Pourtant Emmanuel Kant a formulé cet impératif de la manière suivante : « Agis de telle sorte que tu traites l’humanité, aussi bien dans ta personne que dans la personne de tout autre, toujours en même temps comme une fin et jamais simplement comme un moyen »[1]. Kant rappelle donc d’abord que chaque personne est représentative de l’humanité tout entière, y compris sa propre personne. Par ailleurs on oublie souvent de rappeler que Kant n’exclut pas qu’une personne puisse être traitée comme un moyen à condition toutefois qu’elle soit aussi traitée comme une fin en soi. Cela exige que l’instrumentalisation d’une personne ne compromette pas sa valeur absolue, celle d’être une fin en soi. Cette valeur absolue tient donc dans sa dignité qui est coextensive à toute personne humaine et qui disait Kant est unique, irremplaçable et au-dessus de tout prix. Il s’ensuit donc que certaines modalités d’instrumentalisation des personnes annulent du même coup sa dignité comme, dans l’exemple précédent, la vente d’organes. Cette instrumentalisation s’est hélas exprimée de manière massive dans les expérimentations humaines pratiquées dans les camps de concentration nazis mais aussi dans certaines expérimentations pratiquées dans des démocraties libérales et qui avaient été dénoncées par Beecher dans un article paru en 1966 dans le New England Journal of Medicine[2]. Mais la vie sociale implique des missions diverses nécessaires pour organiser la vie commune. L’ébéniste qui fabrique un meuble, le boulanger qui fait du pain, le maçon qui construit la maison, le professionnel de santé qui dispense des soins sont à leur manière des instruments au service d’autrui : qu’ils agissent bénévolement ou qu’ils soient rétribués n’affectent pourtant pas leur dignité ni le fait d’être une fin en soi. Ces personnes qui servent Autrui, et dont on peut même considérer qu’elles servent à Autrui ne sont pas pour autant asservies. Ces personnes qui tirent bénéfice des compétences d’autrui le font sans les asservir[3]. Mais on pressent aussi qu’une conception plus haute du règne des fins inclinerait les êtres humains à une prise de conscience des services rendus les uns aux autres et ainsi à se reconnaître interdépendants et solidaires dans le vivre ensemble inséparable de l’humanité. Si les êtres humains peuvent être des instruments, ils doivent être des instruments au service de l’humanité comme acteurs de fraternité. Et c’est alors qu’ils conservent leur dignité.

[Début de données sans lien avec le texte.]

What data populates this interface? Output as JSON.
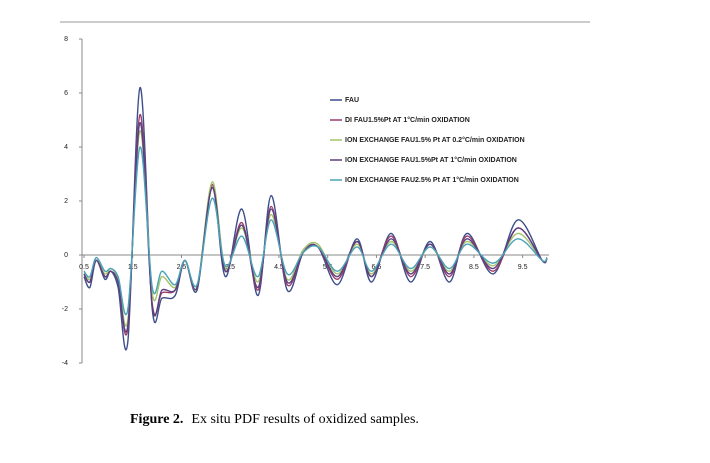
{
  "chart_data": {
    "type": "line",
    "x": [
      0.5,
      0.62,
      0.75,
      0.93,
      1.05,
      1.2,
      1.4,
      1.65,
      1.9,
      2.1,
      2.37,
      2.57,
      2.82,
      3.13,
      3.4,
      3.74,
      4.07,
      4.34,
      4.67,
      5.0,
      5.3,
      5.7,
      6.1,
      6.4,
      6.8,
      7.2,
      7.6,
      8.0,
      8.36,
      8.9,
      9.4,
      9.9,
      10
    ],
    "series": [
      {
        "name": "FAU",
        "color": "#3b4e8a",
        "values": [
          -0.8,
          -1.2,
          -0.2,
          -0.9,
          -0.6,
          -1.2,
          -3.2,
          6.2,
          -2.0,
          -1.6,
          -1.5,
          -0.2,
          -1.3,
          2.5,
          -0.8,
          1.7,
          -1.5,
          2.2,
          -1.3,
          0.1,
          0.3,
          -1.1,
          0.6,
          -1.0,
          0.8,
          -1.0,
          0.5,
          -1.0,
          0.8,
          -0.7,
          1.3,
          -0.2,
          -0.1
        ]
      },
      {
        "name": "DI FAU1.5%Pt AT 1°C/min OXIDATION",
        "color": "#9b3c6e",
        "values": [
          -0.7,
          -1.0,
          -0.2,
          -0.8,
          -0.6,
          -1.0,
          -2.7,
          5.2,
          -1.8,
          -1.4,
          -1.3,
          -0.2,
          -1.2,
          2.6,
          -0.6,
          1.2,
          -1.3,
          1.8,
          -1.1,
          0.1,
          0.3,
          -0.9,
          0.5,
          -0.8,
          0.7,
          -0.8,
          0.4,
          -0.8,
          0.7,
          -0.6,
          1.0,
          -0.2,
          -0.1
        ]
      },
      {
        "name": "ION EXCHANGE FAU1.5% Pt AT 0.2°C/min OXIDATION",
        "color": "#a4c36a",
        "values": [
          -0.6,
          -0.9,
          -0.2,
          -0.7,
          -0.5,
          -0.9,
          -2.4,
          4.6,
          -1.4,
          -0.8,
          -1.2,
          -0.2,
          -1.2,
          2.7,
          -0.5,
          1.0,
          -1.0,
          1.5,
          -0.9,
          0.2,
          0.4,
          -0.7,
          0.4,
          -0.7,
          0.5,
          -0.6,
          0.3,
          -0.6,
          0.5,
          -0.4,
          0.8,
          -0.2,
          -0.1
        ]
      },
      {
        "name": "ION EXCHANGE FAU1.5%Pt AT 1°C/min OXIDATION",
        "color": "#5b3f7e",
        "values": [
          -0.7,
          -1.0,
          -0.2,
          -0.8,
          -0.6,
          -1.0,
          -2.6,
          4.9,
          -1.9,
          -1.3,
          -1.3,
          -0.2,
          -1.2,
          2.5,
          -0.6,
          1.1,
          -1.2,
          1.7,
          -1.0,
          0.1,
          0.3,
          -0.8,
          0.5,
          -0.8,
          0.6,
          -0.7,
          0.4,
          -0.7,
          0.6,
          -0.5,
          1.0,
          -0.2,
          -0.1
        ]
      },
      {
        "name": "ION EXCHANGE FAU2.5% Pt AT 1°C/min OXIDATION",
        "color": "#4aa3b8",
        "values": [
          -0.6,
          -0.8,
          -0.1,
          -0.6,
          -0.5,
          -0.8,
          -2.0,
          4.0,
          -1.2,
          -0.6,
          -1.1,
          -0.2,
          -1.1,
          2.1,
          -0.4,
          0.7,
          -0.8,
          1.3,
          -0.7,
          0.1,
          0.3,
          -0.6,
          0.3,
          -0.6,
          0.4,
          -0.5,
          0.3,
          -0.5,
          0.4,
          -0.3,
          0.6,
          -0.2,
          -0.1
        ]
      }
    ],
    "xlim": [
      0.5,
      10
    ],
    "xticks": [
      0.5,
      1.5,
      2.5,
      3.5,
      4.5,
      5.5,
      6.5,
      7.5,
      8.5,
      9.5
    ],
    "ylim": [
      -4,
      8
    ],
    "yticks": [
      -4,
      -2,
      0,
      2,
      4,
      6,
      8
    ],
    "grid": false,
    "legend": "top-right"
  },
  "caption": {
    "label": "Figure 2.",
    "text": "Ex situ PDF results of oxidized samples."
  }
}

En effet ces missions exercées au service des autres procèdent d’une volonté autonome, celle qui est capable de faire sienne ce que Kant appelle la législation universelle, donc les règles qu’impose la loi morale et qui dès lors fait des êtres humains des personnes libres, des personnes autonomes. Et c’est quand les êtres humains se rallient à cette autonomie, c’est quand les êtres humains se donnent eux-mêmes leurs propres lois qu’ils se considèrent et considèrent toute personne comme une fin en soi, ce qui est la condition même de leur dignité. L’être humain attente à la dignité de la personne humaine quand il se laisse asservir par des contraintes : en achetant des organes, en vendant un de ses reins, il n’est en réalité pas autonome : sa volonté déroge à la loi morale ; il devient en fait hétéronome. La personne autonome, parce qu’elle fait sienne la législation universelle devient elle-même de par sa volonté l’auteur de cette législation qui considère que tous les êtres humains sont une fin en soi. Et c’est ainsi que la personne autonome « tisse des liens » avec tous les êtres raisonnables qui ensemble construisent ce que Kant appelait le règne des fins[4] qui devient ainsi le garant du respect l’égale dignité de chacune et de chacun.

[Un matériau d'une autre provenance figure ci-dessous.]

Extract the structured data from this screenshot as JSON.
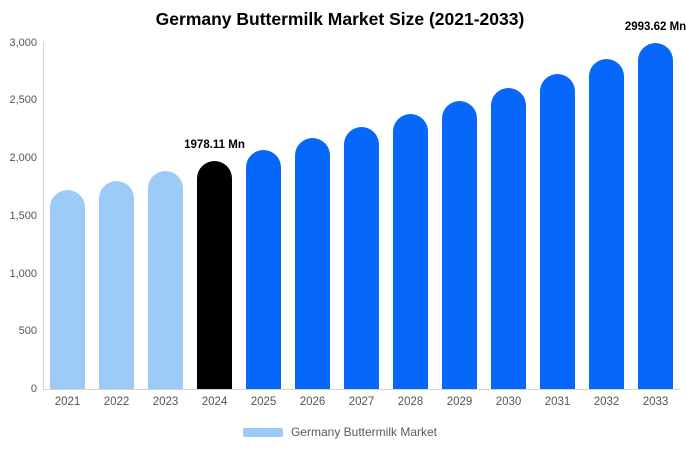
{
  "title": "Germany Buttermilk Market Size (2021-2033)",
  "legend": {
    "label": "Germany Buttermilk Market",
    "swatch_color": "#9dcbf8"
  },
  "colors": {
    "historical_bar": "#9dcbf8",
    "base_year_bar": "#000000",
    "forecast_bar": "#0667fa",
    "axis_line": "#d4d4d4",
    "tick_text": "#555555",
    "value_label_text": "#000000"
  },
  "chart_data": {
    "type": "bar",
    "title": "Germany Buttermilk Market Size (2021-2033)",
    "series_name": "Germany Buttermilk Market",
    "unit": "Mn",
    "categories": [
      "2021",
      "2022",
      "2023",
      "2024",
      "2025",
      "2026",
      "2027",
      "2028",
      "2029",
      "2030",
      "2031",
      "2032",
      "2033"
    ],
    "values": [
      1723,
      1804,
      1889,
      1978.11,
      2071,
      2169,
      2271,
      2378,
      2490,
      2607,
      2730,
      2859,
      2993.62
    ],
    "bar_colors": [
      "#9dcbf8",
      "#9dcbf8",
      "#9dcbf8",
      "#000000",
      "#0667fa",
      "#0667fa",
      "#0667fa",
      "#0667fa",
      "#0667fa",
      "#0667fa",
      "#0667fa",
      "#0667fa",
      "#0667fa"
    ],
    "value_labels": {
      "2024": "1978.11 Mn",
      "2033": "2993.62 Mn"
    },
    "y_ticks": [
      {
        "value": 0,
        "label": "0"
      },
      {
        "value": 500,
        "label": "500"
      },
      {
        "value": 1000,
        "label": "1,000"
      },
      {
        "value": 1500,
        "label": "1,500"
      },
      {
        "value": 2000,
        "label": "2,000"
      },
      {
        "value": 2500,
        "label": "2,500"
      },
      {
        "value": 3000,
        "label": "3,000"
      }
    ],
    "ylim": [
      0,
      3000
    ],
    "xlabel": "",
    "ylabel": "",
    "grid": false,
    "legend_position": "bottom"
  }
}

[1] Emmanuel Kant, Fondements de la métaphysique des moeurs, trad. par Victor Delbos (Paris: Librairie Delagrave, 1991).
[2] H. K. Beecher, « Ethics and Clinical Research », The New England Journal of Medicine 274, no 24 (16 juin 1966): 1354‑60, https://doi.org/10.1056/NEJM196606162742405.
[3] Distinction proposée par Victor Delbos dans ses notes et notamment la note 133 de l’ouvrage cité en note1.
[4] Kant, Fondements de la métaphysique des moeurs.